Big Brother is watching… your energy efficiency
August 27, 2010
There are plenty of ways to check your energy efficiency. In Ontario, for example, you can book a Home Energy Audit, saving up to $150 on the audit itself. The federal ecoENERGY program used to offer pre-retrofit evaluations that provided rebates on energy-efficient appliances, but the ecoENERGY Retrofit program was cancelled effective March 31, 2010. And, audits or no, you can always buy more efficient appliances and ensure that drafts and other gaps in your home’s insulation are taken care of.
Still if home audits are too costly, and you don’t like the idea of someone poking around your home, perhaps you’d be more interested in a plane taking infrared photos of your house. Live like you’re in 1984… in 2010!

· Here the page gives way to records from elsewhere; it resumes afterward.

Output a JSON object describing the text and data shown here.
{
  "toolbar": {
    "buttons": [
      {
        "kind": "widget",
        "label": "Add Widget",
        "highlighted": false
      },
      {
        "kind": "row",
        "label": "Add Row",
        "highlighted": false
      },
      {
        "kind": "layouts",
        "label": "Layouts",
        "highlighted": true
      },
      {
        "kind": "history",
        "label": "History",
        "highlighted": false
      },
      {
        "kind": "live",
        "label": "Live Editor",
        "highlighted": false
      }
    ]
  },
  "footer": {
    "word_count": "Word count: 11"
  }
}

All right, it’s not really as frightening as George Orwell’s dystopic vision of the future, but a Belgian company has successfully used thermal maps taken by a plane flying over Antwerp to measure the heat loss from houses’ roofs. It’s an unobtrusive way of measuring the amount of energy being lost by a house, and given our existing comfort with public satellite data like the kind found on Google Maps, it’s not hard to imagine that we might eventually be able to access this kind of image from the comfort of our computer. At the same time, it begs the question of just how public we want our energy consumption habits to be.
It might not be double plus good, but it’s certainly not bad either.